Whistler’s neo-Romantic versatility—slightly melancholic and greatly influenced by 17th- and 18th-century architecture and design—was widely admired and extensively (even eccentrically) employed. Ballerinas wore his delectable costumes and danced through his fanciful sets. Books bore his curlicue illustrations as well as fantastical bookplates made to order. Owners of noble country houses commissioned extravagant murals for their walls, notably the Marquess of Anglesey at Plas Newydd and Maud and Gilbert Russell at Mottisfont Abbey, where Whistler also speckled the drawing room’s white curtains with hand-painted black lozenges so the material looked like ermine. His artistry showed up on creamware for Wedgwood and printed chintz for Clovelly Silk (now being reproduced by the firm), and in portraits hanging on many a stately wall. Whistler even used his brush to improve fresh flowers, once arriving at the home of his American girlfriend, Tallulah Bankhead, with an armload of yellow and white tulips that he striped and dotted with black paint to make them less mundane. So brilliant was the artist’s theatrical work that his friend Cecil Beaton wistfully admitted that his own celebrated postwar career as a set and costume designer was largely due to Whistler’s untimely death.
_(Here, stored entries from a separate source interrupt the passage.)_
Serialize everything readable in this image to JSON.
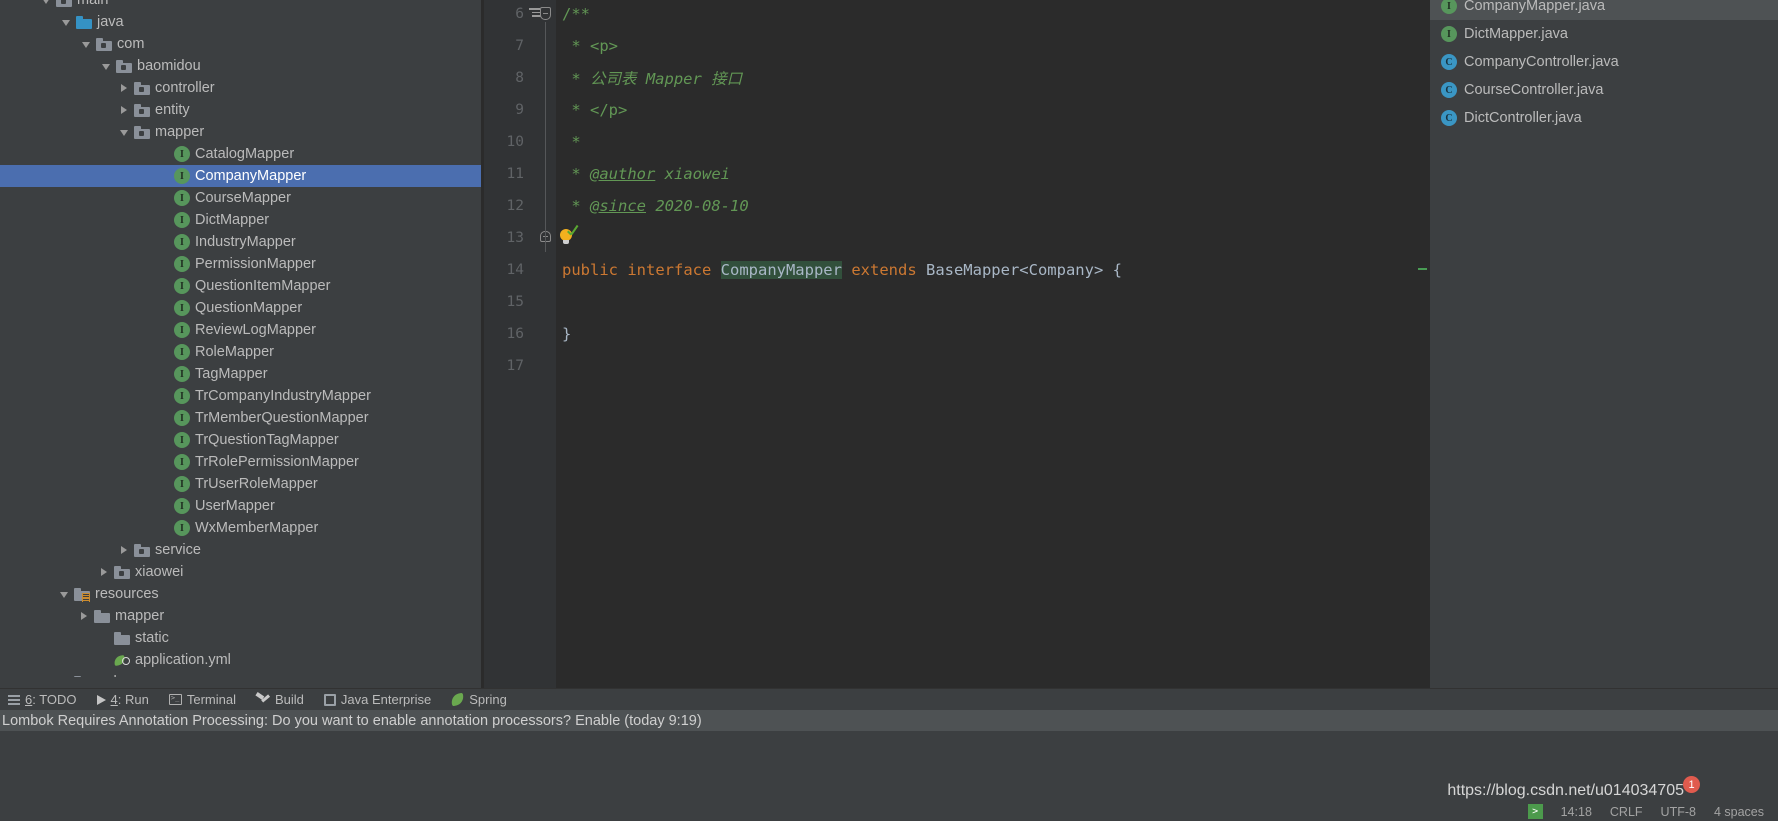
{
  "project_tree": {
    "rows": [
      {
        "label": "main",
        "indent": 40,
        "arrow": "expanded",
        "icon": "folder-module",
        "selected": false
      },
      {
        "label": "java",
        "indent": 60,
        "arrow": "expanded",
        "icon": "folder-source",
        "selected": false
      },
      {
        "label": "com",
        "indent": 80,
        "arrow": "expanded",
        "icon": "folder-module",
        "selected": false
      },
      {
        "label": "baomidou",
        "indent": 100,
        "arrow": "expanded",
        "icon": "folder-module",
        "selected": false
      },
      {
        "label": "controller",
        "indent": 118,
        "arrow": "collapsed",
        "icon": "folder-module",
        "selected": false
      },
      {
        "label": "entity",
        "indent": 118,
        "arrow": "collapsed",
        "icon": "folder-module",
        "selected": false
      },
      {
        "label": "mapper",
        "indent": 118,
        "arrow": "expanded",
        "icon": "folder-module",
        "selected": false
      },
      {
        "label": "CatalogMapper",
        "indent": 158,
        "arrow": "none",
        "icon": "interface",
        "selected": false
      },
      {
        "label": "CompanyMapper",
        "indent": 158,
        "arrow": "none",
        "icon": "interface",
        "selected": true
      },
      {
        "label": "CourseMapper",
        "indent": 158,
        "arrow": "none",
        "icon": "interface",
        "selected": false
      },
      {
        "label": "DictMapper",
        "indent": 158,
        "arrow": "none",
        "icon": "interface",
        "selected": false
      },
      {
        "label": "IndustryMapper",
        "indent": 158,
        "arrow": "none",
        "icon": "interface",
        "selected": false
      },
      {
        "label": "PermissionMapper",
        "indent": 158,
        "arrow": "none",
        "icon": "interface",
        "selected": false
      },
      {
        "label": "QuestionItemMapper",
        "indent": 158,
        "arrow": "none",
        "icon": "interface",
        "selected": false
      },
      {
        "label": "QuestionMapper",
        "indent": 158,
        "arrow": "none",
        "icon": "interface",
        "selected": false
      },
      {
        "label": "ReviewLogMapper",
        "indent": 158,
        "arrow": "none",
        "icon": "interface",
        "selected": false
      },
      {
        "label": "RoleMapper",
        "indent": 158,
        "arrow": "none",
        "icon": "interface",
        "selected": false
      },
      {
        "label": "TagMapper",
        "indent": 158,
        "arrow": "none",
        "icon": "interface",
        "selected": false
      },
      {
        "label": "TrCompanyIndustryMapper",
        "indent": 158,
        "arrow": "none",
        "icon": "interface",
        "selected": false
      },
      {
        "label": "TrMemberQuestionMapper",
        "indent": 158,
        "arrow": "none",
        "icon": "interface",
        "selected": false
      },
      {
        "label": "TrQuestionTagMapper",
        "indent": 158,
        "arrow": "none",
        "icon": "interface",
        "selected": false
      },
      {
        "label": "TrRolePermissionMapper",
        "indent": 158,
        "arrow": "none",
        "icon": "interface",
        "selected": false
      },
      {
        "label": "TrUserRoleMapper",
        "indent": 158,
        "arrow": "none",
        "icon": "interface",
        "selected": false
      },
      {
        "label": "UserMapper",
        "indent": 158,
        "arrow": "none",
        "icon": "interface",
        "selected": false
      },
      {
        "label": "WxMemberMapper",
        "indent": 158,
        "arrow": "none",
        "icon": "interface",
        "selected": false
      },
      {
        "label": "service",
        "indent": 118,
        "arrow": "collapsed",
        "icon": "folder-module",
        "selected": false
      },
      {
        "label": "xiaowei",
        "indent": 98,
        "arrow": "collapsed",
        "icon": "folder-module",
        "selected": false
      },
      {
        "label": "resources",
        "indent": 58,
        "arrow": "expanded",
        "icon": "folder-resource",
        "selected": false
      },
      {
        "label": "mapper",
        "indent": 78,
        "arrow": "collapsed",
        "icon": "folder-plain",
        "selected": false
      },
      {
        "label": "static",
        "indent": 98,
        "arrow": "none",
        "icon": "folder-plain",
        "selected": false
      },
      {
        "label": "application.yml",
        "indent": 98,
        "arrow": "none",
        "icon": "yml-spring",
        "selected": false
      },
      {
        "label": "webapp",
        "indent": 58,
        "arrow": "collapsed",
        "icon": "folder-plain",
        "selected": false
      }
    ]
  },
  "editor": {
    "lines": [
      {
        "num": "6",
        "segments": [
          {
            "text": "/**",
            "style": "cmt"
          }
        ]
      },
      {
        "num": "7",
        "segments": [
          {
            "text": " * ",
            "style": "cmt"
          },
          {
            "text": "<p>",
            "style": "cmt"
          }
        ]
      },
      {
        "num": "8",
        "segments": [
          {
            "text": " * ",
            "style": "cmt"
          },
          {
            "text": "公司表 Mapper 接口",
            "style": "cmt-doc"
          }
        ]
      },
      {
        "num": "9",
        "segments": [
          {
            "text": " * ",
            "style": "cmt"
          },
          {
            "text": "</p>",
            "style": "cmt"
          }
        ]
      },
      {
        "num": "10",
        "segments": [
          {
            "text": " *",
            "style": "cmt"
          }
        ]
      },
      {
        "num": "11",
        "segments": [
          {
            "text": " * ",
            "style": "cmt"
          },
          {
            "text": "@author",
            "style": "cmt-tag"
          },
          {
            "text": " xiaowei",
            "style": "cmt-doc"
          }
        ]
      },
      {
        "num": "12",
        "segments": [
          {
            "text": " * ",
            "style": "cmt"
          },
          {
            "text": "@since",
            "style": "cmt-tag"
          },
          {
            "text": " 2020-08-10",
            "style": "cmt-doc"
          }
        ]
      },
      {
        "num": "13",
        "segments": []
      },
      {
        "num": "14",
        "segments": [
          {
            "text": "public ",
            "style": "kw"
          },
          {
            "text": "interface ",
            "style": "kw"
          },
          {
            "text": "CompanyMapper",
            "style": "cls-name"
          },
          {
            "text": " ",
            "style": "plain"
          },
          {
            "text": "extends ",
            "style": "kw"
          },
          {
            "text": "BaseMapper<Company> {",
            "style": "plain"
          }
        ]
      },
      {
        "num": "15",
        "segments": []
      },
      {
        "num": "16",
        "segments": [
          {
            "text": "}",
            "style": "plain"
          }
        ]
      },
      {
        "num": "17",
        "segments": []
      }
    ]
  },
  "recent_files": {
    "rows": [
      {
        "label": "CompanyMapper.java",
        "icon": "interface",
        "selected": true
      },
      {
        "label": "DictMapper.java",
        "icon": "interface",
        "selected": false
      },
      {
        "label": "CompanyController.java",
        "icon": "class",
        "selected": false
      },
      {
        "label": "CourseController.java",
        "icon": "class",
        "selected": false
      },
      {
        "label": "DictController.java",
        "icon": "class",
        "selected": false
      }
    ]
  },
  "tool_bar": {
    "buttons": [
      {
        "label": "6: TODO",
        "mnemonic": "6",
        "rest": ": TODO",
        "icon": "todo-icon"
      },
      {
        "label": "4: Run",
        "mnemonic": "4",
        "rest": ": Run",
        "icon": "run-icon"
      },
      {
        "label": "Terminal",
        "mnemonic": "",
        "rest": "Terminal",
        "icon": "terminal-icon"
      },
      {
        "label": "Build",
        "mnemonic": "",
        "rest": "Build",
        "icon": "build-icon"
      },
      {
        "label": "Java Enterprise",
        "mnemonic": "",
        "rest": "Java Enterprise",
        "icon": "java-enterprise-icon"
      },
      {
        "label": "Spring",
        "mnemonic": "",
        "rest": "Spring",
        "icon": "spring-icon"
      }
    ]
  },
  "notification": {
    "message": "Lombok Requires Annotation Processing: Do you want to enable annotation processors? Enable (today 9:19)"
  },
  "watermark": {
    "url": "https://blog.csdn.net/u014034705",
    "badge": "1"
  },
  "status_bar": {
    "git_glyph": ">",
    "caret_position": "14:18",
    "line_separator": "CRLF",
    "encoding": "UTF-8",
    "indent": "4 spaces"
  },
  "colors": {
    "panel_bg": "#3c3f41",
    "editor_bg": "#2b2b2b",
    "selection_blue": "#4b6eaf",
    "interface_green": "#57965c",
    "class_blue": "#3a96c4",
    "keyword_orange": "#cc7832",
    "comment_green": "#629755",
    "badge_red": "#e05b4e"
  }
}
That heady, tragically interrupted career is recalled at “In Search of Rex Whistler,” an exhibition on view through December 14 at the decorating firm Sibyl Colefax and John Fowler in London. Staged in the firm’s famous Yellow Room—once the studio of George IV’s architect Sir Jeffry Wyatville—the show is replete with brooding portraits of bygone dames, limpid romantic landscapes, and memorabilia galore tucked into elegant display cases.
Whistler’s rich career is also extensively examined in a new book, In Search of Rex Whistler: His Life and His Work (Frances Lincoln), a captivating 272-page chronicle written by husband-and-wife historians Mirabel and Hugh Cecil. The overdue scholarly celebration is as suffused with poignant irony as it is with visual delights.
For instance, at the time of Whistler’s death—which occurred on his first day in battle—the artist had been appointed his battalion’s burial officer, one of his responsibilities being to hand-paint names on grave markers. His last known work, likely lost forever, may have been a Madonna and Child that he scrawled with charcoal on the wall of a ruined shrine in France. Two days later, Whistler stepped on a mortar shell, and his body was interred, a comrade later wrote, beneath “a crude cross of two pieces of boxwood, with his name printed on by myself, with a map pencil.”